2026: guidance and accounting undercurrents

Looking ahead, eBay’s 2026 outlook (excluding Depop) projects continuity more than transformation. The company is planning around FX‑neutral GMV growth similar to 2025’s near‑6%, underpinned by focus categories, C2C, recommerce and emerging vectors such as live commerce and vehicles. The headwinds are known: tariffs, de minimis changes, tough comparables in segments such as Pokémon trading cards and bullion, and the normalisation of marketing tailwinds that kicked in last year.

Revenue is expected to grow in line with or slightly ahead of GMV on an FX‑neutral basis, as advertising continues to gain share, though mix shifts – including faster growth in live and vehicles – will partially offset. Non‑GAAP operating income is forecast to rise 8–10%. Non‑GAAP EPS growth should be broadly similar, with share repurchases offset by higher interest expense and a higher non‑GAAP tax rate (17.5%) reflecting global tax policy and geographic mix.

There are some accounting subtleties.

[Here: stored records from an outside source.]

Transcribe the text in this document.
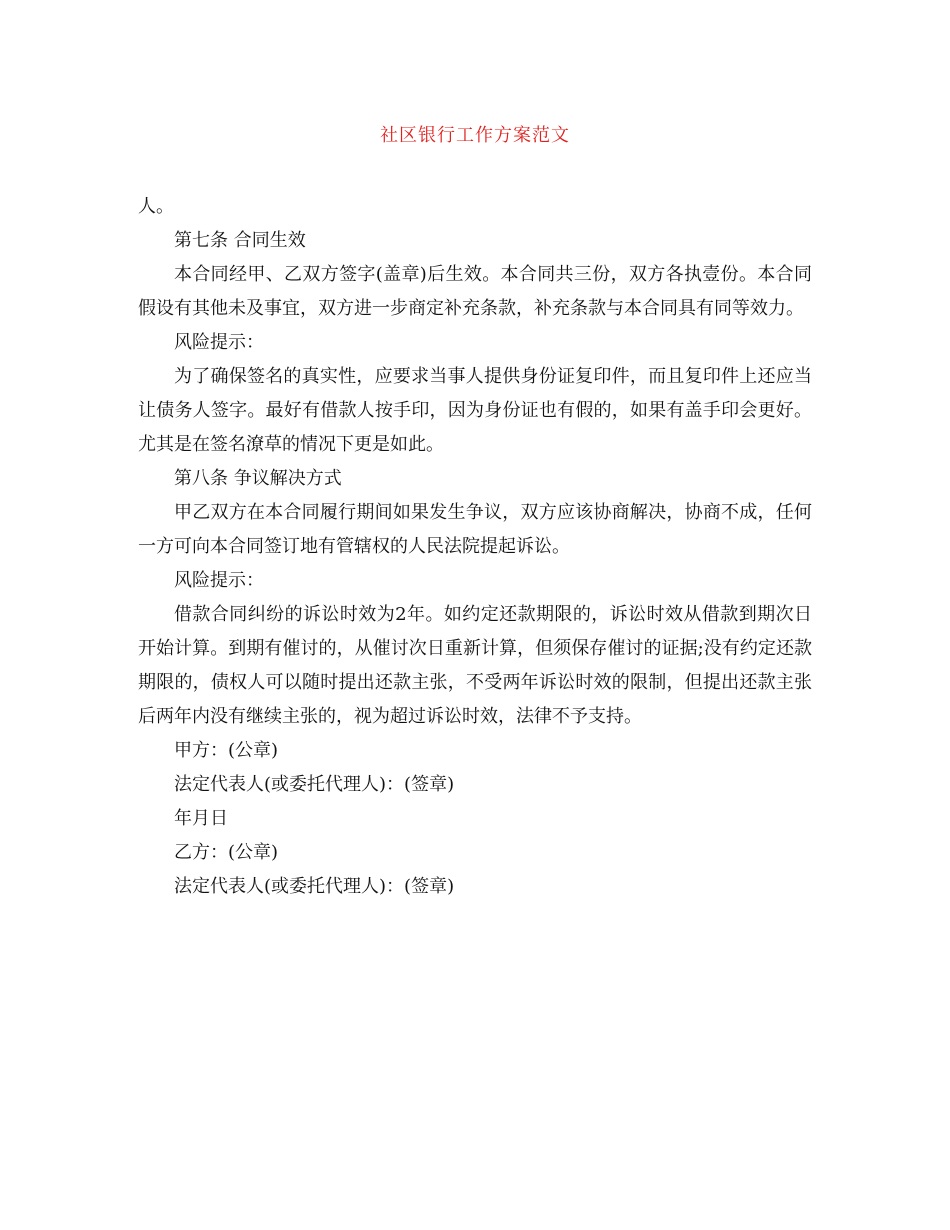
社区银行工作方案范文

人。

第七条 合同生效

本合同经甲、乙双方签字(盖章)后生效。本合同共三份，双方各执壹份。本合同假设有其他未及事宜，双方进一步商定补充条款，补充条款与本合同具有同等效力。

风险提示：

为了确保签名的真实性，应要求当事人提供身份证复印件，而且复印件上还应当让债务人签字。最好有借款人按手印，因为身份证也有假的，如果有盖手印会更好。尤其是在签名潦草的情况下更是如此。

第八条 争议解决方式

甲乙双方在本合同履行期间如果发生争议，双方应该协商解决，协商不成，任何一方可向本合同签订地有管辖权的人民法院提起诉讼。

风险提示：

借款合同纠纷的诉讼时效为2年。如约定还款期限的，诉讼时效从借款到期次日开始计算。到期有催讨的，从催讨次日重新计算，但须保存催讨的证据;没有约定还款期限的，债权人可以随时提出还款主张，不受两年诉讼时效的限制，但提出还款主张后两年内没有继续主张的，视为超过诉讼时效，法律不予支持。

甲方：(公章)

法定代表人(或委托代理人)：(签章)

年月日

乙方：(公章)

法定代表人(或委托代理人)：(签章)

From 1 January 2026, eBay will expense all product development costs, reducing capitalisation of internal use software. It has provided recast 2024 and 2025 income statements to align baselines. The company is also switching its U.K. managed shipping programme from gross to net revenue recognition, modestly dampening the reported take rate in 2026, particularly as it laps last year’s C2C remonetisation tailwind.

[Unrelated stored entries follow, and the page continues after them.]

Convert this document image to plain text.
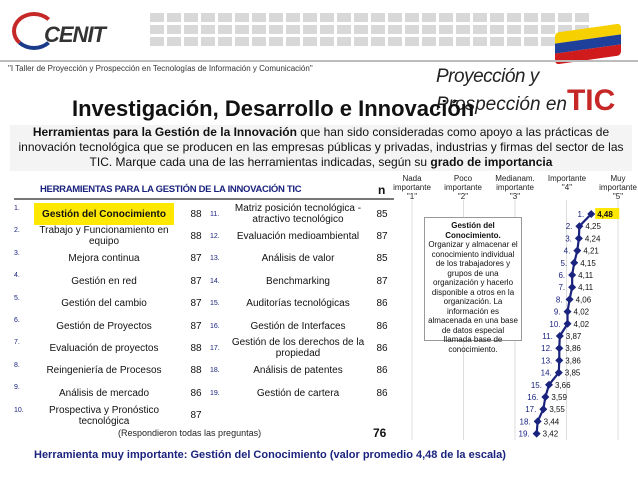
CENIT
"I Taller de Proyección y Prospección en Tecnologías de Información y Comunicación"	Proyección y
Prospección enTIC
Investigación, Desarrollo e Innovación
Herramientas para la Gestión de la Innovación que han sido consideradas como apoyo a las prácticas de innovación tecnológica que se producen en las empresas públicas y privadas, industrias y firmas del sector de las TIC. Marque cada una de las herramientas indicadas, según su grado de importancia
HERRAMIENTAS PARA LA GESTIÓN DE LA INNOVACIÓN TIC	n
1.	Gestión del Conocimiento	88	11.	Matriz posición tecnológica - atractivo tecnológico	85
2.	Trabajo y Funcionamiento en equipo	88	12.	Evaluación medioambiental	87
3.	Mejora continua	87	13.	Análisis de valor	85
4.	Gestión en red	87	14.	Benchmarking	87
5.	Gestión del cambio	87	15.	Auditorías tecnológicas	86
6.	Gestión de Proyectos	87	16.	Gestión de Interfaces	86
7.	Evaluación de proyectos	88	17.	Gestión de los derechos de la propiedad	86
8.	Reingeniería de Procesos	88	18.	Análisis de patentes	86
9.	Análisis de mercado	86	19.	Gestión de cartera	86
10.	Prospectiva y Pronóstico tecnológica	87
(Respondieron todas las preguntas)	76
Nada importante
"1"
Poco importante
"2"
Medianam. importante
"3"
Importante
"4"
Muy importante
"5"
1. 4,48
2. 4,25
3. 4,24
4. 4,21
5. 4,15
6. 4,11
7. 4,11
8. 4,06
9. 4,02
10. 4,02
11. 3,87
12. 3,86
13. 3,86
14. 3,85
15. 3,66
16. 3,59
17. 3,55
18. 3,44
19. 3,42
Gestión del Conocimiento.
Organizar y almacenar el conocimiento individual de los trabajadores y grupos de una organización y hacerlo disponible a otros en la organización. La información es almacenada en una base de datos especial llamada base de conocimiento.
Herramienta muy importante: Gestión del Conocimiento (valor promedio 4,48 de la escala)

Even with the Depop cheque to be written, capital returns remain central to the narrative. The Board has authorised an additional $2bn of share repurchases, on top of roughly $800m remaining from prior approvals, and has lifted the quarterly dividend to $0.31 per share, up $0.02 from 2025.

A circular economy thesis

Beyond the financials and product charts, there is an ideological thread to eBay’s strategy. The company set five‑year “impact” goals for 2021–2025 around recommerce and claims to have beaten them: an estimated $25bn of positive economic impact from pre‑loved and refurbished goods (against a $22bn target), about 8.2m metric tons of avoided carbon emissions (above the 8m goal) and roughly 360,000 metric tons of waste diverted from landfill (surpassing a 350,000‑ton target).

Such figures are, by definition, estimates. But they reflect a conviction that circular commerce is not just good optics, but economically accretive, especially with younger cohorts. Depop’s growth profile and user base – predominantly under 34, and comfortable with buying and selling pre‑owned fashion as standard behaviour – dovetail with that thesis.

For investors, the emerging picture is of a company that has chosen not to compete head‑on with general‑purpose mega‑retailers on convenience and price for new goods, but to double down on categories where uniqueness, community and trust matter more than speed alone. Executed well, that positioning in recommerce and enthusiast niches could prove more resilient than the headline GDP‑linked, one‑way retail growth that defined an earlier e‑commerce era.